The Joe Pye is known botanically as Eupatorium, and we find several species that gather under the Joe Pye name. The native most often seen is Eupatorium purpureum, a variety that produces rose-pink flowers on stalks that may reach 6 to 8 feet tall. Place these toward the back of the border.
Very similar is the E. fistulosum, sometimes called Giant Joe Pye weed. This variety has been reported to reach 12 feet tall, but it is normally in the 7- to 8-foot range.
The impetus for a rise in popularity, however, may be two shorter selections.
The first is called Gateway, a variety of E. maculatum that reaches only 4 feet tall. This one came to us courtesy of Bailey's Nursery in Minneapolis-St. Paul. I am growing it in a mixed container on the deck and absolutely love it. This one has found great favor throughout the Southeast.

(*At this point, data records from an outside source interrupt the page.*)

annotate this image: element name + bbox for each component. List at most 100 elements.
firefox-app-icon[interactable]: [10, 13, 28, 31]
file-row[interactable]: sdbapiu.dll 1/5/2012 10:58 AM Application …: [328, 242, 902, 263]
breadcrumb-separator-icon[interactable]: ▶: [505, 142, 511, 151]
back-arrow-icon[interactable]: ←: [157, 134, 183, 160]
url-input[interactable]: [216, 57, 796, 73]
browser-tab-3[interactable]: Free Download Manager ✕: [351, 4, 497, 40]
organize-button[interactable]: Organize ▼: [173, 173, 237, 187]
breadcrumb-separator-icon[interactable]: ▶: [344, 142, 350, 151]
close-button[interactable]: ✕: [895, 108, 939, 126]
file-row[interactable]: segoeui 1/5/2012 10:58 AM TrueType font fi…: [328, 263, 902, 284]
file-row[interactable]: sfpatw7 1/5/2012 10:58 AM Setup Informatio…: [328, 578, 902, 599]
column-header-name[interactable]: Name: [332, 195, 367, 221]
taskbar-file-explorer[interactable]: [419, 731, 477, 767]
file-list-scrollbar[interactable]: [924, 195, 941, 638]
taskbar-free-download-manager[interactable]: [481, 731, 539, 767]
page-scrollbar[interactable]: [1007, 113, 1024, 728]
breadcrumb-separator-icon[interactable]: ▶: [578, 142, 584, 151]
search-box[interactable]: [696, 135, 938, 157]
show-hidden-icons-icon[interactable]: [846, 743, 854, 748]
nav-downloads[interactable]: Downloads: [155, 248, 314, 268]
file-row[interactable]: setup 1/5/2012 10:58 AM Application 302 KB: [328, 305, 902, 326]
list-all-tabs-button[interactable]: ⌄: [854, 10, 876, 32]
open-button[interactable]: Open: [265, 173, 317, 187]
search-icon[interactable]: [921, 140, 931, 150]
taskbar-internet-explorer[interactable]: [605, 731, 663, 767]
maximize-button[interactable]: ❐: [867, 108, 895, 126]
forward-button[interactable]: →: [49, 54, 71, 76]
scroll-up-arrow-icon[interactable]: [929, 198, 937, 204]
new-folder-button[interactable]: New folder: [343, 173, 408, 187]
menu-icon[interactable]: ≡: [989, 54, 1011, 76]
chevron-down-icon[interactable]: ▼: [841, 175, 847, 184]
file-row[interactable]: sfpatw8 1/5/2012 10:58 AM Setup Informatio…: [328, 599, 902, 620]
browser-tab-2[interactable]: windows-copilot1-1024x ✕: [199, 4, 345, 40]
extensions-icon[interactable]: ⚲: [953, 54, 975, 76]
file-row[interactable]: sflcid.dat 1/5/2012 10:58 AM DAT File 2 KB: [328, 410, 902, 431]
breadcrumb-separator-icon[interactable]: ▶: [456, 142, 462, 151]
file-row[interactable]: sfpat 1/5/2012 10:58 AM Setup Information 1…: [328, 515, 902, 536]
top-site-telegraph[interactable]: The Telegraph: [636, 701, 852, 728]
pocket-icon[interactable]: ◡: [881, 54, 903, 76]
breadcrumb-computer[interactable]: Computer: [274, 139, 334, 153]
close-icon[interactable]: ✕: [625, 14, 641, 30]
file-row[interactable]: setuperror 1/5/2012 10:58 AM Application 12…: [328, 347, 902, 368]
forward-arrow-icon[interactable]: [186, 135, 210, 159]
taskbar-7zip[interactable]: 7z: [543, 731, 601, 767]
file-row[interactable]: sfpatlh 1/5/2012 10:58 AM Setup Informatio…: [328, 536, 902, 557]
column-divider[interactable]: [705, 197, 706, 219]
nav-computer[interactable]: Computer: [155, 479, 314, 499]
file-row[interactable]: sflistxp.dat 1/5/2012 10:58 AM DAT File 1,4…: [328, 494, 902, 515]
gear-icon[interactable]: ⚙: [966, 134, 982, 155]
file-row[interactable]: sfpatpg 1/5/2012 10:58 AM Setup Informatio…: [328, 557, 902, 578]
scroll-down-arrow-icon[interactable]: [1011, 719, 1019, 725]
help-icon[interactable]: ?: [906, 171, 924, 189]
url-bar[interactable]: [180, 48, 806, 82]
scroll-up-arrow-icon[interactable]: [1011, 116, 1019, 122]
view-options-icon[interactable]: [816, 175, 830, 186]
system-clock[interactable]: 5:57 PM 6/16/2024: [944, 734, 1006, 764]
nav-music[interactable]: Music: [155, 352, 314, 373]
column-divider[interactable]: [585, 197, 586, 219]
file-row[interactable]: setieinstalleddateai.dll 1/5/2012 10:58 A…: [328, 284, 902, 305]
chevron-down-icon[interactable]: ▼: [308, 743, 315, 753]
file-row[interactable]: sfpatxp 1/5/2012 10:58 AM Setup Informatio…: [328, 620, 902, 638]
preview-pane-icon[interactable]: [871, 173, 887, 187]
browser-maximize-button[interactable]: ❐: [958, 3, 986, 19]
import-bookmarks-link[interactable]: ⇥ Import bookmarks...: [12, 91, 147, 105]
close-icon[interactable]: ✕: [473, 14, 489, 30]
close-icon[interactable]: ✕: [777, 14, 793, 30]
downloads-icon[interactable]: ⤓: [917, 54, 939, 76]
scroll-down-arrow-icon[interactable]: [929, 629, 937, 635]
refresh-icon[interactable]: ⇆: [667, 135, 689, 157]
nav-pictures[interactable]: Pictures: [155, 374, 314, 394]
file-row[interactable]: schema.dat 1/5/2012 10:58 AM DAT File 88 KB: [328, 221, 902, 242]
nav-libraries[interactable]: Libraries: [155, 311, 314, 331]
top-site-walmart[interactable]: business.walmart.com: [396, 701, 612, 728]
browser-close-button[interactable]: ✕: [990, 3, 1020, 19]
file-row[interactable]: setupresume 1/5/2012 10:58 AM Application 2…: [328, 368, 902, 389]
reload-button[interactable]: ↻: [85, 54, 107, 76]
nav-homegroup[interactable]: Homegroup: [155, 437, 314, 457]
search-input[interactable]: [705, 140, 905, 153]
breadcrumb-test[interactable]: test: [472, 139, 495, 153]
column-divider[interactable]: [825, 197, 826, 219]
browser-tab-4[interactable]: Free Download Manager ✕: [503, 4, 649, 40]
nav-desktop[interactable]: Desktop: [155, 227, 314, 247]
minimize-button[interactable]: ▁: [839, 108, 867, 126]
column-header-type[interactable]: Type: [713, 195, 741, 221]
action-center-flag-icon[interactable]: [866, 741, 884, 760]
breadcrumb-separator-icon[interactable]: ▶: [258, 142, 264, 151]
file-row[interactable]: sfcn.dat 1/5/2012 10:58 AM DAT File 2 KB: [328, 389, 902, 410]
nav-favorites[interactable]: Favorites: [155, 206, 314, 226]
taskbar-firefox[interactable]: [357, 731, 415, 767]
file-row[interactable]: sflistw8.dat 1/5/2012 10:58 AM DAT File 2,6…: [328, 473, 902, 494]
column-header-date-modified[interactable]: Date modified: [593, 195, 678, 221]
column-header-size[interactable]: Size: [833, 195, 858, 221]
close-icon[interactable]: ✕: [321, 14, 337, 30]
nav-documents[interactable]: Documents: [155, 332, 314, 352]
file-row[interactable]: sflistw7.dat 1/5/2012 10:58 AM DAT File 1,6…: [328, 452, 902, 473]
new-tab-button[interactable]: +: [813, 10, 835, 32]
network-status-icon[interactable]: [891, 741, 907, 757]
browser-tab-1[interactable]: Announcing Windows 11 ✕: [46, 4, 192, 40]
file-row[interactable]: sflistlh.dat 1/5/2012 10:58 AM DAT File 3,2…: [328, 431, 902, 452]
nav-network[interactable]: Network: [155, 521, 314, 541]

The other has become almost as popular as Gateway and goes by the name of Chocolate. It is a selection of E. rugosum. Its bronze leaves pair up nicely with its deep-pink flowers. The plant may be a little shorter than Gateway.
Regardless of the one you choose, remember that the Joe Pye does best in fertile, loamy soil. To look their best they will need supplemental water during the summer, especially since now is their peak season. Plant them at least 3 feet apart.
Once they get started, you may feel like you can gather the neighbors to come over and watch them grow. With this rapid growth, you may find it to your liking to pinch a couple of times to encourage branching.
Watch for the spread of volunteers and seedlings, and remove the unwanted plants. Rest assured someone in the neighborhood will probably like a start.
Use the Joe Pye with Purple Fountain grass, Salvia guaranitica selections and Goldsturm rudbeckia. Joe Pye is hardy from zones 4 through 9, so just about everyone can enjoy its beauty -- including the butterflies that are sure to arrive.